Sunday, September 18, 2016
After the miserable summer I’ve had going to the movies, one thing has become abundantly clear: I am quickly falling out of the key demographic for movie studios. I’m still a white guy with a fairly good paying day job. I turned 31 earlier this month. I have other priorities. My wife is going back to school to finish her degree. We want to get a house. We want to start a family. I need a new car. I’m finally beginning to feel great about my poker skills.
And I hoped my passion since I was 15 would stay with me. In general, it has. I still get giddy at the ticket counter. When the usher rips my ticket, points me in the director of my theatre & says “Enjoy the show!”, I still smile & say “Thanks!” every time. I love walking in to take my seat & see with whom I get to share this experience. The hairs on the back of my neck still stand up as the lights dim. I love the quiet moments I get to reflect as the end credits roll & the lights fade up. But recently, I’ve noticed something odd. I’m not enjoying as many movies as I used to. Also, the audiences I’ve watched these movies with have gotten less & less enjoyable to be around.
So what can I attribute that to? Am I at that age where I need to move on? Do I leave my passion behind? My answer: I’m not going anywhere. I still love movies. I loved travelling with fugitives as they take one’s son towards his destiny. I loved following teenagers find freedom & joy through music. I fell in love with a college freshman & his baseball teammates as he assimilates to his new surroundings. I found joy in a panda finally living out a prophesy put forward years ago.
So where am I going with this? Well, I have come to the conclusion that I need to change my movie-going habits. From this day forth, I will no longer make comic book “movies” a priority in my theatrical journey. If there is a CBM that I want to watch in a theatre, I won’t be buying a ticket for until the third Monday of release at the earliest. I will spending 17 days on the outside as yet another visual effects extravaganza makes a billion dollars in worldwide box office receipts. In addition, I won’t waste my time reviewing them nor will I be getting in arguments with people online over them. They aren’t worth the time or energy. I’ll throw out a tweet or two immediately after watching said spectacle but will only barely acknowledge its existence after that.

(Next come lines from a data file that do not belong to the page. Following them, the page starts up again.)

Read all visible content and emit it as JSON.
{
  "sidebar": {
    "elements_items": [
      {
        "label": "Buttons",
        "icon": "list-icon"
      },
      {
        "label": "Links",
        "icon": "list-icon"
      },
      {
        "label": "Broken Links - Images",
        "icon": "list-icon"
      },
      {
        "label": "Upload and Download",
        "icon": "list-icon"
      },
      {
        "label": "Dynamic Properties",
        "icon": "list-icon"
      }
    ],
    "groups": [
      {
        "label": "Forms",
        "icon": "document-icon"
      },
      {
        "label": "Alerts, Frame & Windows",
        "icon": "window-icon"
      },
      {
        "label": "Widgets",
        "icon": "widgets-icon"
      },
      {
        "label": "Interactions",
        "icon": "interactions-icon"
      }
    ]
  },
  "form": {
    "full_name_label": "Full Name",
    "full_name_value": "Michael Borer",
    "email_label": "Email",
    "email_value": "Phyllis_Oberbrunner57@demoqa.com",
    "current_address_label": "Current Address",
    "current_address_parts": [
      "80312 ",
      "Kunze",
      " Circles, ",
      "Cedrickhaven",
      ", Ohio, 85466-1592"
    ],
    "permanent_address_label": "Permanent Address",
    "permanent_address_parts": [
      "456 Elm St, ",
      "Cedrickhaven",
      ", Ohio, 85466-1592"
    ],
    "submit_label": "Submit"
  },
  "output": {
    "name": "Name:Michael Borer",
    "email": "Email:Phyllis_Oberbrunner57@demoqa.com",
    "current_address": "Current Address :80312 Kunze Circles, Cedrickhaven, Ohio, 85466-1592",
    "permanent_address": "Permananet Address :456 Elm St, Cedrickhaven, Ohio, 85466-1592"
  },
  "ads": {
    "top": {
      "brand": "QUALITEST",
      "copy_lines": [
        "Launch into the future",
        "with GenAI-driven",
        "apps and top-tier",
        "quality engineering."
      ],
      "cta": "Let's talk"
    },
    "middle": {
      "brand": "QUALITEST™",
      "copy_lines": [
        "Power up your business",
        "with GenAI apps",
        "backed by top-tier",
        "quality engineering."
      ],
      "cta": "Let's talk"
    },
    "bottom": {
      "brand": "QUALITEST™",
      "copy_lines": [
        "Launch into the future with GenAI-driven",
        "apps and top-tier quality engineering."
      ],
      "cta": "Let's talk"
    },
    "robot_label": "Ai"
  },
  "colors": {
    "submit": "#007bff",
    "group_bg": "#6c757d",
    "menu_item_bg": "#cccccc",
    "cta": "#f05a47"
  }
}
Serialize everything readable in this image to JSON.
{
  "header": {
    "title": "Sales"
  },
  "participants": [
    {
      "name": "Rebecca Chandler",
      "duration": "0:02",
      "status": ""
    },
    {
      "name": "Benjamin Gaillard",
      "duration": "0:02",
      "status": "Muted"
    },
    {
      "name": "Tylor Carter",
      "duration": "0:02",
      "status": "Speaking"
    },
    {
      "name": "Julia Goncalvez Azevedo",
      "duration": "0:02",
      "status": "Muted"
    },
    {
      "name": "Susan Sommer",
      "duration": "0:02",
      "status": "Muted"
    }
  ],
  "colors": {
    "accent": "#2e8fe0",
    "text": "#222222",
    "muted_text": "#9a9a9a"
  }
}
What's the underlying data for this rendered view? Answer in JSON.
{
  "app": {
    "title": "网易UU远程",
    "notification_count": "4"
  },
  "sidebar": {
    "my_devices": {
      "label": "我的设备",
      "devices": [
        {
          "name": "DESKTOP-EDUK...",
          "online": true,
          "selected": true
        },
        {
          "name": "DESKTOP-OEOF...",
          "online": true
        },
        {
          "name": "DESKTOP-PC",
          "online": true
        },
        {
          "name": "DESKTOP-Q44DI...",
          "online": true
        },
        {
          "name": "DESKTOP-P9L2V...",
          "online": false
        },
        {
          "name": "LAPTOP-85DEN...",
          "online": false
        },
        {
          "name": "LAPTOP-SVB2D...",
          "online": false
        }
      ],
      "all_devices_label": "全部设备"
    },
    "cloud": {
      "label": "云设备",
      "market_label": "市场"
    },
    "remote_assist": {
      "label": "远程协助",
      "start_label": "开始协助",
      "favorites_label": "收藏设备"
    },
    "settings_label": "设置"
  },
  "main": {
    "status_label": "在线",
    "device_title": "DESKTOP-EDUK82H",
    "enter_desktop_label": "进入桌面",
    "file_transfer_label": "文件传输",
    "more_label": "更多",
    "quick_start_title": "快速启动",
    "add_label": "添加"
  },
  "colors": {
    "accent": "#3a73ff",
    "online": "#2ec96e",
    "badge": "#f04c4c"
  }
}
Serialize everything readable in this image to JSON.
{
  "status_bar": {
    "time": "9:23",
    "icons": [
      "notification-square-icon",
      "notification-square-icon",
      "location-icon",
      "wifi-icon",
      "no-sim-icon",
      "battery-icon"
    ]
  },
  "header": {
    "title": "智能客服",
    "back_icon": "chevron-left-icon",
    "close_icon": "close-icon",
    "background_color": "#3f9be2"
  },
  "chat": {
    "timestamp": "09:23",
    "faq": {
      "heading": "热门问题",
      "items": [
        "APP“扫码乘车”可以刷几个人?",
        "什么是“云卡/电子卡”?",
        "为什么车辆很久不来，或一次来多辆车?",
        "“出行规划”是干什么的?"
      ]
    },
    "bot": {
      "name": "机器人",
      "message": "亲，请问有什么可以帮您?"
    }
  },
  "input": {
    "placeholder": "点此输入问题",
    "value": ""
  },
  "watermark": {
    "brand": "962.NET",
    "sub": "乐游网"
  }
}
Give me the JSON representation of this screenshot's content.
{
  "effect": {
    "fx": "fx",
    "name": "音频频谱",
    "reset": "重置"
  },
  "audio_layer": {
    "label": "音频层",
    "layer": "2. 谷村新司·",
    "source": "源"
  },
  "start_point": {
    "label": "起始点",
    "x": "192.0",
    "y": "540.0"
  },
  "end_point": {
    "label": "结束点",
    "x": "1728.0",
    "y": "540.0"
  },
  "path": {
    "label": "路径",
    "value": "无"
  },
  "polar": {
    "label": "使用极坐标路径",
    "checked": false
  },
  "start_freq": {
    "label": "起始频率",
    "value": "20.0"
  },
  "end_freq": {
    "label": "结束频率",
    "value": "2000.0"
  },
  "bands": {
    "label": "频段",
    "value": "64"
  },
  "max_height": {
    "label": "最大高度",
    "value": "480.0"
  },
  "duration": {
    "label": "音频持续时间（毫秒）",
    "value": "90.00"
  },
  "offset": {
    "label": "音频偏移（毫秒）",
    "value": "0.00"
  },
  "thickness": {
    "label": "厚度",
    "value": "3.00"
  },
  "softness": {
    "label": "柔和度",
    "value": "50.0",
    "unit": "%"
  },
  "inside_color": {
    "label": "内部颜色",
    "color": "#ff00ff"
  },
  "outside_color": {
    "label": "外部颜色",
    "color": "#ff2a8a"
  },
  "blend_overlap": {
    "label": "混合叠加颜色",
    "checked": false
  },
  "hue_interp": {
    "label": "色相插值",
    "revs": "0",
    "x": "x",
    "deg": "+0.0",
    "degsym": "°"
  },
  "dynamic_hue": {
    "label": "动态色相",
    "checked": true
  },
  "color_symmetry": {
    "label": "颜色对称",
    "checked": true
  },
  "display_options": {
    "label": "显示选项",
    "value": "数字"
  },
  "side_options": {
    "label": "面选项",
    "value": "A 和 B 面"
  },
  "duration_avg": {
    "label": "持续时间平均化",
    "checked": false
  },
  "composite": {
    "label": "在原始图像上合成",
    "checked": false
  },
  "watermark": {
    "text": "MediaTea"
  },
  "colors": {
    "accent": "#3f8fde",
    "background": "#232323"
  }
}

I’m sure you noticed that I put quotation marks around the word “movie” in the above paragraph. That is because I believe that recent theatrically released comic book adaptations are not movies, motion pictures, films, whatever term you want to use. A movie is a series of pictures strung together to create a compelling story with a beginning, middle & end with interesting characters, spectacular action sequences with high stakes & expertly crafted visuals and great actors well-written dialogue. Many recent comic book adaptations don’t have endings; they stop. They take this “sequel culture” that we live in to the extreme and leave more open endings than closed ones after every installment. Recent super villains have been quite dull. I get a kick out of seeing Daniel Bruhl on screen but his Helmut Zemo in Civil War could have been eons more conniving. Even as technology improves and visual effects get better, the over-reliance by these creations is really distracting. And while studios open their bank accounts to get the best looking & most talented actors, studios don’t seem to care who they hire to write these creations.
I guess you could say I’m a grump, an old fart, stubborn, a snob. And I won’t deny being any of those things. I did not grow up on comic books. I only remotely started paying attention to them after I saw Spider-Man in 2002; even then, I still didn’t read them. I showed up in theatres from time to time when more comic book “movies” were released. I’ve raved about a few over the years. X-Men 2, Spider-Man 2, The Avengers, Days of Future Past: each one great. But now, especially this year, these seem like experiences that only readers or devotees can appreciate. I’m not one of them and if I haven’t become a fanboy by now, I never will.